Jadis hantise des mineurs à l'origine des meurtriers coups de grisou, le gaz de houille présent en quantités colossales dans le sous-sol lorrain pourrait être une solution pour la reconversion économique de cette région marquée par la fermeture des mines.
Pendant plus d'un siècle, des milliers de "gueules noires" ont âprement arraché le charbon du sous-sol lorrain.
Mais en 2004 fermait le dernier puits de charbon de la région à la Houve, près de Creutzwald en Moselle.
Le bassin houiller pourrait aujourd'hui tenir sa revanche en développant une nouvelle activité : l'exploitation du gaz de houille contenu dans les veines de charbon.
Une intention confirmée par le ministre ministre du Redressement productif, Arnaud Montebourg: la France va "exploiter le gaz de houille", a-t-il annoncé récemment sur France 2.
"C'est un élément de compétitivité (...) sans atteinte à l'environnement", a-t-il fait valoir.
European Gas Limited, entreprise enregistrée au Royaume-Uni, entame l'exploration du sous-sol lorrain et a lancé un plan d'investissement de 33 millions d'euros en deux ans pour financer ses forages dans la région.
Cinq puits devraient être creusés entre 2013 et 2014 en Lorraine pour l'exploration.
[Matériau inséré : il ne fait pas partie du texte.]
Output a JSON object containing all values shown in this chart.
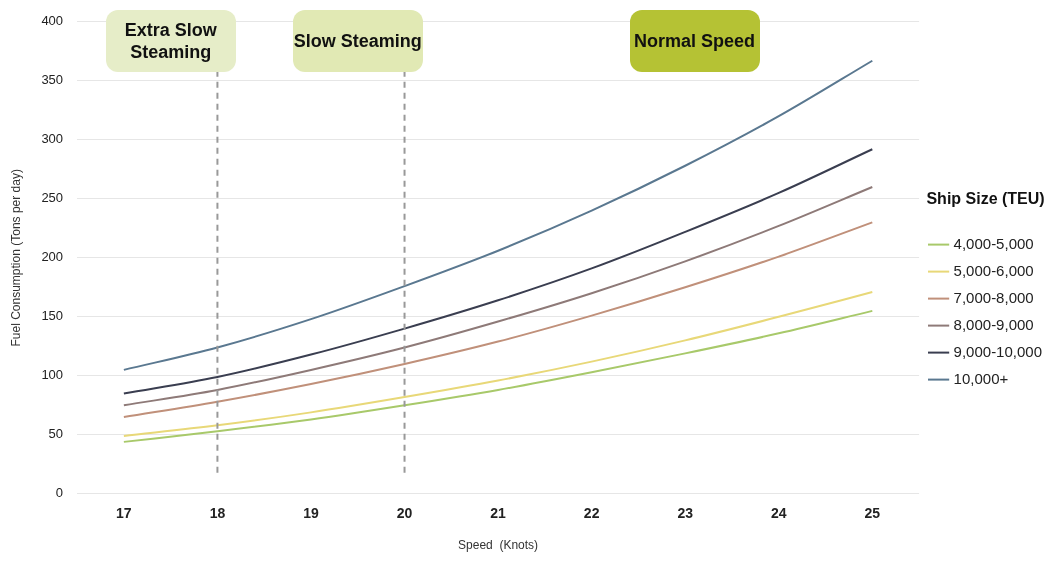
{
  "chart_data": {
    "type": "line",
    "xlabel": "Speed  (Knots)",
    "ylabel": "Fuel Consumption (Tons per day)",
    "legend_title": "Ship Size (TEU)",
    "categories": [
      "17",
      "18",
      "19",
      "20",
      "21",
      "22",
      "23",
      "24",
      "25"
    ],
    "series": [
      {
        "name": "4,000-5,000",
        "color": "#a8c96a",
        "values": [
          44,
          53,
          63,
          75,
          88,
          103,
          119,
          136,
          155
        ]
      },
      {
        "name": "5,000-6,000",
        "color": "#e8d878",
        "values": [
          49,
          58,
          69,
          82,
          96,
          112,
          130,
          150,
          171
        ]
      },
      {
        "name": "7,000-8,000",
        "color": "#c0907a",
        "values": [
          65,
          78,
          93,
          110,
          129,
          151,
          175,
          201,
          230
        ]
      },
      {
        "name": "8,000-9,000",
        "color": "#8e7a78",
        "values": [
          75,
          88,
          105,
          124,
          146,
          170,
          197,
          227,
          260
        ]
      },
      {
        "name": "9,000-10,000",
        "color": "#3a3e50",
        "values": [
          85,
          99,
          118,
          140,
          164,
          191,
          222,
          255,
          292
        ]
      },
      {
        "name": "10,000+",
        "color": "#5a7890",
        "values": [
          105,
          124,
          148,
          176,
          206,
          240,
          278,
          320,
          367
        ]
      }
    ],
    "ylim": [
      0,
      400
    ],
    "yticks": [
      0,
      50,
      100,
      150,
      200,
      250,
      300,
      350,
      400
    ],
    "ref_lines": [
      {
        "axis": "x",
        "value": "18",
        "color": "#999999",
        "line_style": "dashed"
      },
      {
        "axis": "x",
        "value": "20",
        "color": "#999999",
        "line_style": "dashed"
      }
    ],
    "annotations": [
      "Extra Slow Steaming",
      "Slow Steaming",
      "Normal Speed"
    ],
    "grid": "y",
    "legend": "right",
    "marker": "none",
    "line_style": "solid"
  }
}
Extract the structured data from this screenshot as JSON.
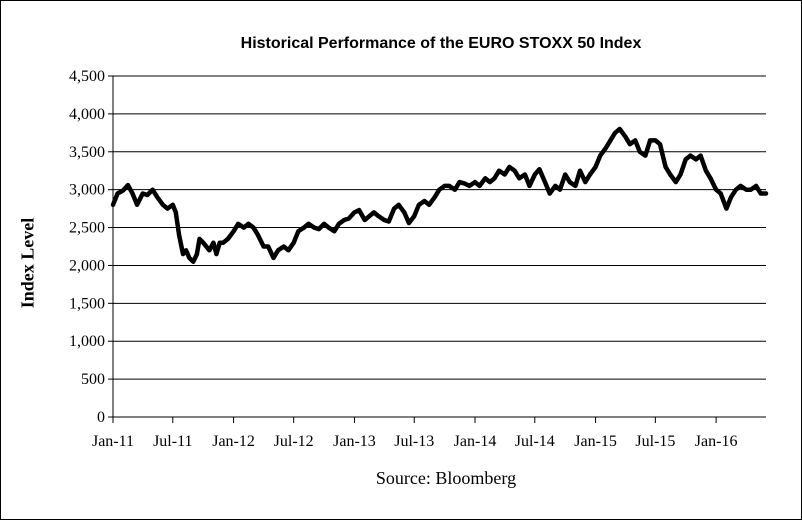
{
  "chart_data": {
    "type": "line",
    "title": "Historical Performance of the EURO STOXX 50 Index",
    "ylabel": "Index Level",
    "xlabel": "",
    "source": "Source: Bloomberg",
    "ylim": [
      0,
      4500
    ],
    "ytick_values": [
      0,
      500,
      1000,
      1500,
      2000,
      2500,
      3000,
      3500,
      4000,
      4500
    ],
    "ytick_labels": [
      "0",
      "500",
      "1,000",
      "1,500",
      "2,000",
      "2,500",
      "3,000",
      "3,500",
      "4,000",
      "4,500"
    ],
    "xlim": [
      "2011-01-01",
      "2016-05-31"
    ],
    "xtick_values": [
      "2011-01-01",
      "2011-07-01",
      "2012-01-01",
      "2012-07-01",
      "2013-01-01",
      "2013-07-01",
      "2014-01-01",
      "2014-07-01",
      "2015-01-01",
      "2015-07-01",
      "2016-01-01"
    ],
    "xtick_labels": [
      "Jan-11",
      "Jul-11",
      "Jan-12",
      "Jul-12",
      "Jan-13",
      "Jul-13",
      "Jan-14",
      "Jul-14",
      "Jan-15",
      "Jul-15",
      "Jan-16"
    ],
    "grid": "horizontal",
    "line_color": "#000000",
    "series": [
      {
        "x": [
          "2011-01-01",
          "2011-01-15",
          "2011-02-01",
          "2011-02-15",
          "2011-03-01",
          "2011-03-15",
          "2011-04-01",
          "2011-04-15",
          "2011-05-01",
          "2011-05-15",
          "2011-06-01",
          "2011-06-15",
          "2011-07-01",
          "2011-07-10",
          "2011-07-20",
          "2011-08-01",
          "2011-08-10",
          "2011-08-20",
          "2011-09-01",
          "2011-09-12",
          "2011-09-20",
          "2011-10-01",
          "2011-10-20",
          "2011-11-01",
          "2011-11-10",
          "2011-11-20",
          "2011-12-01",
          "2011-12-15",
          "2012-01-01",
          "2012-01-15",
          "2012-02-01",
          "2012-02-15",
          "2012-03-01",
          "2012-03-15",
          "2012-04-01",
          "2012-04-15",
          "2012-05-01",
          "2012-05-15",
          "2012-06-01",
          "2012-06-15",
          "2012-07-01",
          "2012-07-15",
          "2012-08-01",
          "2012-08-15",
          "2012-09-01",
          "2012-09-15",
          "2012-10-01",
          "2012-10-15",
          "2012-11-01",
          "2012-11-15",
          "2012-12-01",
          "2012-12-15",
          "2013-01-01",
          "2013-01-15",
          "2013-02-01",
          "2013-02-15",
          "2013-03-01",
          "2013-03-15",
          "2013-04-01",
          "2013-04-15",
          "2013-05-01",
          "2013-05-15",
          "2013-06-01",
          "2013-06-15",
          "2013-07-01",
          "2013-07-15",
          "2013-08-01",
          "2013-08-15",
          "2013-09-01",
          "2013-09-15",
          "2013-10-01",
          "2013-10-15",
          "2013-11-01",
          "2013-11-15",
          "2013-12-01",
          "2013-12-15",
          "2014-01-01",
          "2014-01-15",
          "2014-02-01",
          "2014-02-15",
          "2014-03-01",
          "2014-03-15",
          "2014-04-01",
          "2014-04-15",
          "2014-05-01",
          "2014-05-15",
          "2014-06-01",
          "2014-06-15",
          "2014-07-01",
          "2014-07-15",
          "2014-08-01",
          "2014-08-15",
          "2014-09-01",
          "2014-09-15",
          "2014-10-01",
          "2014-10-15",
          "2014-11-01",
          "2014-11-15",
          "2014-12-01",
          "2014-12-15",
          "2015-01-01",
          "2015-01-15",
          "2015-02-01",
          "2015-02-15",
          "2015-03-01",
          "2015-03-15",
          "2015-04-01",
          "2015-04-15",
          "2015-05-01",
          "2015-05-15",
          "2015-06-01",
          "2015-06-15",
          "2015-07-01",
          "2015-07-15",
          "2015-08-01",
          "2015-08-15",
          "2015-09-01",
          "2015-09-15",
          "2015-10-01",
          "2015-10-15",
          "2015-11-01",
          "2015-11-15",
          "2015-12-01",
          "2015-12-15",
          "2016-01-01",
          "2016-01-15",
          "2016-02-01",
          "2016-02-15",
          "2016-03-01",
          "2016-03-15",
          "2016-04-01",
          "2016-04-15",
          "2016-05-01",
          "2016-05-15",
          "2016-05-31"
        ],
        "y": [
          2800,
          2950,
          2990,
          3060,
          2950,
          2800,
          2950,
          2930,
          3000,
          2900,
          2800,
          2750,
          2800,
          2700,
          2400,
          2150,
          2200,
          2100,
          2050,
          2150,
          2350,
          2300,
          2200,
          2300,
          2150,
          2300,
          2300,
          2350,
          2450,
          2550,
          2500,
          2550,
          2500,
          2400,
          2250,
          2250,
          2100,
          2200,
          2250,
          2200,
          2300,
          2450,
          2500,
          2550,
          2500,
          2480,
          2550,
          2500,
          2450,
          2550,
          2600,
          2620,
          2700,
          2730,
          2600,
          2650,
          2700,
          2650,
          2600,
          2580,
          2750,
          2800,
          2700,
          2560,
          2650,
          2800,
          2850,
          2800,
          2900,
          3000,
          3050,
          3050,
          3000,
          3100,
          3080,
          3050,
          3100,
          3050,
          3150,
          3100,
          3150,
          3250,
          3200,
          3300,
          3250,
          3150,
          3200,
          3050,
          3200,
          3270,
          3100,
          2950,
          3050,
          3000,
          3200,
          3100,
          3050,
          3250,
          3100,
          3200,
          3300,
          3450,
          3550,
          3650,
          3750,
          3800,
          3700,
          3600,
          3650,
          3500,
          3450,
          3650,
          3650,
          3600,
          3300,
          3200,
          3100,
          3200,
          3400,
          3450,
          3400,
          3450,
          3250,
          3150,
          3000,
          2950,
          2750,
          2900,
          3000,
          3050,
          3000,
          3000,
          3050,
          2950,
          2950
        ]
      }
    ]
  }
}
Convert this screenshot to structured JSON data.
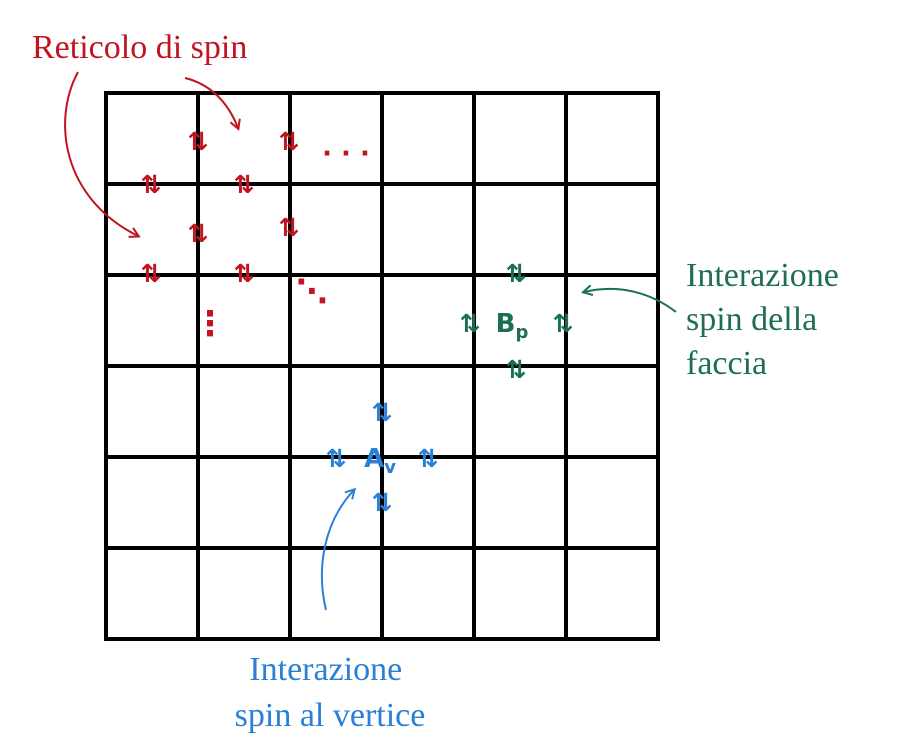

EGL cherchera ensuite un partenaire pour l'exploitation du gaz de houille.
La production pourrait permettre d'extraire du sous-sol l'équivalent de neuf ans de consommation française en gaz, estime EGL.
Pour Antoine Le Solleuz, maître de conférences en géologie à l'Université de Lorraine, le sous-sol Lorrain pourrait même représenter l'équivalent de plus de 20 ans de consommation française de gaz.
La Lorraine est la région la "plus riche de France" en gaz de houille, avance le scientifique.
"Les quantités sont importantes, pour ne pas dire colossales" en Lorraine, abonde un géologue rattaché au ministère de l'Ecologie.
Contrairement aux gaz de schistes, l'exploitation du gaz de houille ne nécessite pas de fracturation hydraulique, décriée pour ses conséquences néfastes sur l'environnement et interdite en France depuis juillet 2011.
De fait, le charbon est déjà plus ou moins fracturé naturellement et il ne faut "surtout pas perturber le milieu, au risque d'endommager les veines de charbon où est stocké le grisou", explique l'expert du ministère de l'Ecologie, pour qui cette activité est "acceptable à 100%".
L'Association de défense de l'environnement et de lutte contre la pollution (Adelp) souligne néanmoins les "effets inéluctables sur l'environnement de surface" qu'auraient l'exploration et de l'exploitation du gaz de houille, note son président, Michel Kaspar.
Des dégâts "irréversibles" pour le collectif "Stop gaz de schiste Lorraine".
La direction régionale de l'environnement de l'aménagement et du logement (Dreal) reconnaît qu'il y aura un impact pour l'environnement, avec notamment l'installation de station en surface et de pompes.
Mais la Dreal promet de traiter "de manière sérieuse les aspects de sécurité et d'environnement et fait valoir qu'on entre là dans une "nouvelle phase d'exploitation du sous-sol, un projet intéressant pour la région".
Cette reconversion représenterait "une forme de compensation" après la fermeture des mines, observe également Roger Cosquer, directeur départemental du Bureau de recherches géologiques et minières (BRGM).
"On apporte beaucoup de solutions, et pas de problème", note Frédéric Briens, directeur général d'EGL, qui observe un "consensus" autour du projet en Lorraine notamment du fait de la longue tradition minière de la région.
Prudent sur la question du gaz de houille, Sébastien Thisse, le maire de Freybouse où EGL a obtenu l'un de ses permis de forer, admet que ses administrés ne sont pas particulièrement inquiets. "Il y a des anciens mineurs, ils sont même contents", dit-il.
Les experts rappellent néanmoins que d'autres se sont essayés, sans succès, à l'exploitation du gaz de houille il y a une vingtaine d'années. D'après eux, l'amélioration des techniques pourrait toutefois jouer en la faveur d'EGL.
Pour Antoine Le Solleuz, l'extraction du gaz de houille est rentable grâce à la hausse des cours du gaz ces dernières années, même si elle coûte quatre fois plus cher que celle du gaz naturel.